I would really love to hear your thoughts on my situation - sometimes the answer is clear...but we are so deep 'in it'....we don't want to or can see what's right in front of us....

 

 

I met a new friend some 3 months ago, via mutual friends.

He works out of the country for most part and then returns for anything from a few weeks until recently, a few months.

 

 

Prior to meeting; they talked about him....said that he got hurt (marriage ended about 3 years ago)...and that he is closed off and very strong willed and opinionated. NOT someone I think I'd be friends with.

 

 

However, we started talking outside the group and I was pleasantly surprised...we talked every day.
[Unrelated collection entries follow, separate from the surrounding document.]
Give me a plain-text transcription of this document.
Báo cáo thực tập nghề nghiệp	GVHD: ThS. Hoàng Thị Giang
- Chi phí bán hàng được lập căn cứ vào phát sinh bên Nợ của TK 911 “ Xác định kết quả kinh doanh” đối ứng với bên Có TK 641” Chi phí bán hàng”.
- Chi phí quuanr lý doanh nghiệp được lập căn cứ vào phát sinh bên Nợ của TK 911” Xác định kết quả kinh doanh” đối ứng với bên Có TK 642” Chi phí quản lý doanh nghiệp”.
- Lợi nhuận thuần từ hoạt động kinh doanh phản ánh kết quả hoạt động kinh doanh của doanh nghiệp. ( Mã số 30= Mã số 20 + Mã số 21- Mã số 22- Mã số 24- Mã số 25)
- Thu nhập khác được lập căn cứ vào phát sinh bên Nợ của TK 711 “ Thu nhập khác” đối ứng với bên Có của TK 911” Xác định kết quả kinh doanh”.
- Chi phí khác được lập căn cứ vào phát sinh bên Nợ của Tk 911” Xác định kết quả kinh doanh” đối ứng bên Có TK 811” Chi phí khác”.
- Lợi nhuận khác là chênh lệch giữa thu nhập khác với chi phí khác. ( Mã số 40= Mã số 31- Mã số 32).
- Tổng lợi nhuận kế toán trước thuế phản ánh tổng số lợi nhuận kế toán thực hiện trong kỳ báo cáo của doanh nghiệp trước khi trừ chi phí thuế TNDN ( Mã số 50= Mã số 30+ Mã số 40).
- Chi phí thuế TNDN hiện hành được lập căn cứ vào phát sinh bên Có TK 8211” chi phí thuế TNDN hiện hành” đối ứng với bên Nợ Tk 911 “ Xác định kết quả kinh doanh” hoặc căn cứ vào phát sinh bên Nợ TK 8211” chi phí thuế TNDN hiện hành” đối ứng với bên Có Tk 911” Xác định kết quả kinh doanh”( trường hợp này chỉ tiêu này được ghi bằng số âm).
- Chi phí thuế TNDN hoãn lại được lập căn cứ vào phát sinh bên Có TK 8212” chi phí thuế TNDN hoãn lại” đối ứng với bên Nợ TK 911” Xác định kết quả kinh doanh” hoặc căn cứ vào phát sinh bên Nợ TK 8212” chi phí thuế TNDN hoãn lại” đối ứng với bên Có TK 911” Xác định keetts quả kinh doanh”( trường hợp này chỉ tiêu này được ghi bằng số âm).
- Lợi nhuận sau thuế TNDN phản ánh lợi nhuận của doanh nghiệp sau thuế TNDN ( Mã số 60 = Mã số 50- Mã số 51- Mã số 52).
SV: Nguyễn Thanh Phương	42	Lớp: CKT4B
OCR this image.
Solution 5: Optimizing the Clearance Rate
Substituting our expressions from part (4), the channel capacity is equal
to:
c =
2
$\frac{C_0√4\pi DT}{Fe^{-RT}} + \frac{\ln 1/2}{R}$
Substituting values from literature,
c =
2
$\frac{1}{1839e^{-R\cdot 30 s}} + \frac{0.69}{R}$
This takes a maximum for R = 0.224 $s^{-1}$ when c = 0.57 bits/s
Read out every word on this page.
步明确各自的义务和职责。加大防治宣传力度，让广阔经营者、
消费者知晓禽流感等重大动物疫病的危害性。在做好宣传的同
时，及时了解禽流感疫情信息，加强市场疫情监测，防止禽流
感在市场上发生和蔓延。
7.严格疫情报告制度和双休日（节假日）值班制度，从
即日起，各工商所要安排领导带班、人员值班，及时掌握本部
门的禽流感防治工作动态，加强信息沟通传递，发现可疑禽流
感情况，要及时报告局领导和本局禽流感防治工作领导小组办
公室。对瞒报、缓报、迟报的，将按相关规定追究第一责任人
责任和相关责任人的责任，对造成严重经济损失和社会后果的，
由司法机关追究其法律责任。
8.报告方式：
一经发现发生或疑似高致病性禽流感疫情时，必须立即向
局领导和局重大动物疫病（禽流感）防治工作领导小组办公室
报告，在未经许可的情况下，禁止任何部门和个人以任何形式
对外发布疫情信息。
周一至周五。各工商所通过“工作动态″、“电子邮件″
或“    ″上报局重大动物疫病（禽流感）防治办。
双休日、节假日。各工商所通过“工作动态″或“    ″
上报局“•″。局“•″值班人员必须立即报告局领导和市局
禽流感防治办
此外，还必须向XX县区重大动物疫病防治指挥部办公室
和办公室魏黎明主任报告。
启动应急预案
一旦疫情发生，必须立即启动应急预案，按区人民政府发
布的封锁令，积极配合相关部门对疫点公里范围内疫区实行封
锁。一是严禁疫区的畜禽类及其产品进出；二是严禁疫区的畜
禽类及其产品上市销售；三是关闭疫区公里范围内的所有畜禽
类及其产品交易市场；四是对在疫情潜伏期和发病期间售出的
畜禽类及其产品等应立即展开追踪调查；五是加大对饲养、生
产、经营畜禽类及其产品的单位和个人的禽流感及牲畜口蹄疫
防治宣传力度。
We exchanged opinions....he mentioned that he was 'loner'....not into relationships etc. Me on the other hand, having been hurt before (many a time) is open to one. The right sort off one.

 

 

As we got to know each other and exchanged experiences, views etc etc....it became apparent that his choices are based on mostly self-preservation. I'm talking polygamy and the like. This is not my choice of lifestyle though.

 

 

I am not attracted to him. But something happened last week. Somehow it didn't matter...his looks.

We go out, we have sleep-overs (sleeping next, but now with him)...he holds my hand...he is incredibly affectionate....opens up....all those things...it's a safe place...and he has admitted that much.

 

 

I'm no idiot. I cannot and won't ever want to change a man (again). It doesn't work. You can't truly accept someone if only this...or if only that.

 

 

So even though we are not lifestyle compatible...I really enjoy his company. But I think I got use to the way he makes me feel...holds me...plants kisses on my head etc. And I'm afraid that now I don't WANT to loose that...and that has made me feel 'needy' inside. Checking phone etc etc. I'm working hard towards staying busy, making my own plans (which has worked out great last weekend and this coming weekend). Don't want to scare him away.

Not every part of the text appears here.